Trade union in Andhra Pradesh, India

Andhra Pradesh Anganwadi Workers and Helpers Union (AP AWW&HU) is a trade union in the Indian state of Andhra Pradesh representing Anganwadi workers and helpers under the Integrated Child Development Services (ICDS) scheme. The union is affiliated with the Centre of Indian Trade Unions (CITU), a national federation linked to the Communist Party of India (Marxist). It works to improve the employment conditions of Anganwadi staff, including demands for regularization, wage revisions, and access to social security.

== Background ==
The ICDS programme, implemented in Andhra Pradesh through the Women Development and Child Welfare Department, covers early childhood nutrition, preschool education, and maternal health services.

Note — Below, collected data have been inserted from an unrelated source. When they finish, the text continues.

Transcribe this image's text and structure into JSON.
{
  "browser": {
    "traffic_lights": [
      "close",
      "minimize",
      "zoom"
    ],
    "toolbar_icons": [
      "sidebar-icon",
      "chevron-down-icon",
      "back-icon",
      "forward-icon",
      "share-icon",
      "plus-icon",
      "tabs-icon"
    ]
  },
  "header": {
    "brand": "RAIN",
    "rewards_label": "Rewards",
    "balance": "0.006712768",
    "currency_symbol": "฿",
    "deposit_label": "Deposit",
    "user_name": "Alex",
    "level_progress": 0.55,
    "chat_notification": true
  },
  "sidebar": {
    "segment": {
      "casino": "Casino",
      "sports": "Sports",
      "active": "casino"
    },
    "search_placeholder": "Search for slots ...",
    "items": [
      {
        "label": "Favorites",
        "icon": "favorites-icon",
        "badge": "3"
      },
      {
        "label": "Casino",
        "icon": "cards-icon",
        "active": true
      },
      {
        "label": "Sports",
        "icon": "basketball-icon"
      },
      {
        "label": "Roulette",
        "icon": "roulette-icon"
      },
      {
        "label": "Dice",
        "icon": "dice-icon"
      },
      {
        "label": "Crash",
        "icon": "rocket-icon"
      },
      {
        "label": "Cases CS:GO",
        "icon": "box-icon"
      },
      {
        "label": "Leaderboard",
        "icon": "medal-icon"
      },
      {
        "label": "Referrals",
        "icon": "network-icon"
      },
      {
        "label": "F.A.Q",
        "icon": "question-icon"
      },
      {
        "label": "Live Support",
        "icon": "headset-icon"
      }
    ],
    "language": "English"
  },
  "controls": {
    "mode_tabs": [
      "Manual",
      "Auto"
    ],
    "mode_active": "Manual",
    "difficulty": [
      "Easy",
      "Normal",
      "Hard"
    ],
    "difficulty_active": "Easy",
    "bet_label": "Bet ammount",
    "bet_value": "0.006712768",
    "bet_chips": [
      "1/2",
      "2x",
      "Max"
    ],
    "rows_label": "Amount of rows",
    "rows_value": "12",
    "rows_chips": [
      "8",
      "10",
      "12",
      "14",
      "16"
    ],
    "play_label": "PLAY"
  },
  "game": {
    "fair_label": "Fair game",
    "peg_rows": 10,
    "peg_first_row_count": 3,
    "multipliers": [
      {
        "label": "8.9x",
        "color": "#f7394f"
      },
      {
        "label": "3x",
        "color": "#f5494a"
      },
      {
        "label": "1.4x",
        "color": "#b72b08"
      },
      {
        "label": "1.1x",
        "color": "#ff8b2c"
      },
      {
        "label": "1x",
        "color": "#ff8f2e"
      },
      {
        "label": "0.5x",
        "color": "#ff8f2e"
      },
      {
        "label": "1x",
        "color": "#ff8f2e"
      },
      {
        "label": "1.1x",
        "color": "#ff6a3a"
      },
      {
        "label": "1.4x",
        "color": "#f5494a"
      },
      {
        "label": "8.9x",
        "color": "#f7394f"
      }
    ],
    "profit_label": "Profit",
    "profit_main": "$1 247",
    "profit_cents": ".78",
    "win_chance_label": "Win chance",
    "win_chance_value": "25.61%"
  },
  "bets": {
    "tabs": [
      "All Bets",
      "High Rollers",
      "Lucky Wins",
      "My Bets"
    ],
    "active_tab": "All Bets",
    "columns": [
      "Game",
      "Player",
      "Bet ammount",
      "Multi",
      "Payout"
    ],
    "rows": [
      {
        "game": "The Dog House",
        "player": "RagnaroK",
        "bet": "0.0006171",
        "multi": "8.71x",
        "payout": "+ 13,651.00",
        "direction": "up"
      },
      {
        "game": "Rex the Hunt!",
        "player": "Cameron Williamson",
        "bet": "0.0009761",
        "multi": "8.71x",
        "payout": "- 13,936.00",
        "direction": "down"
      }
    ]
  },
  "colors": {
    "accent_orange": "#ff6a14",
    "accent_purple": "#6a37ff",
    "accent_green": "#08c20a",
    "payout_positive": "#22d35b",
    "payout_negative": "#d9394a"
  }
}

Anganwadi workers and helpers are deployed to deliver these services at the village level, but are not classified as regular government employees. As a result, they are excluded from standard pay scales, pensions, and job protections.

The Andhra Pradesh Anganwadi Workers and Helpers Union was formed to advocate for these workers, focusing on issues such as job security, fixed salaries, and post-retirement benefits.

==Protests and demands==
The union has been active in organizing protests to demand changes to the employment status and benefits of Anganwadi staff. Common demands include recognition as permanent government employees, implementation of minimum wage norms, and access to welfare schemes like the Employees' State Insurance (ESI) and Employees' Provident Fund (EPF).

In December 2023, the union led a week-long strike involving thousands of Anganwadi workers across multiple districts. The protest called for service regularization and pension entitlements, and received support from CITU and other affiliated bodies.

Earlier in the same month, the union launched coordinated demonstrations at ICDS project offices, including road blockades and sit-ins.

Protests continued into 2025. In February, the union held state-wide dharnas seeking higher honorariums and regular disbursal of payments.

==Organization==
The union operates at both mandal and district levels across Andhra Pradesh. Its organizational structure allows for coordination of state-wide campaigns and negotiations. As of 2024, Ch. Usha Rani serves as the State President and has played a leading role in recent agitations and policy discussions with government officials.

==Affiliations==
AP AWW&HU is affiliated with the Centre of Indian Trade Unions (CITU), which has long supported the cause of Anganwadi workers. At the national level, CITU works in tandem with the All India Federation of Anganwadi Workers and Helpers (AIFAWH), which represents Anganwadi staff across multiple states.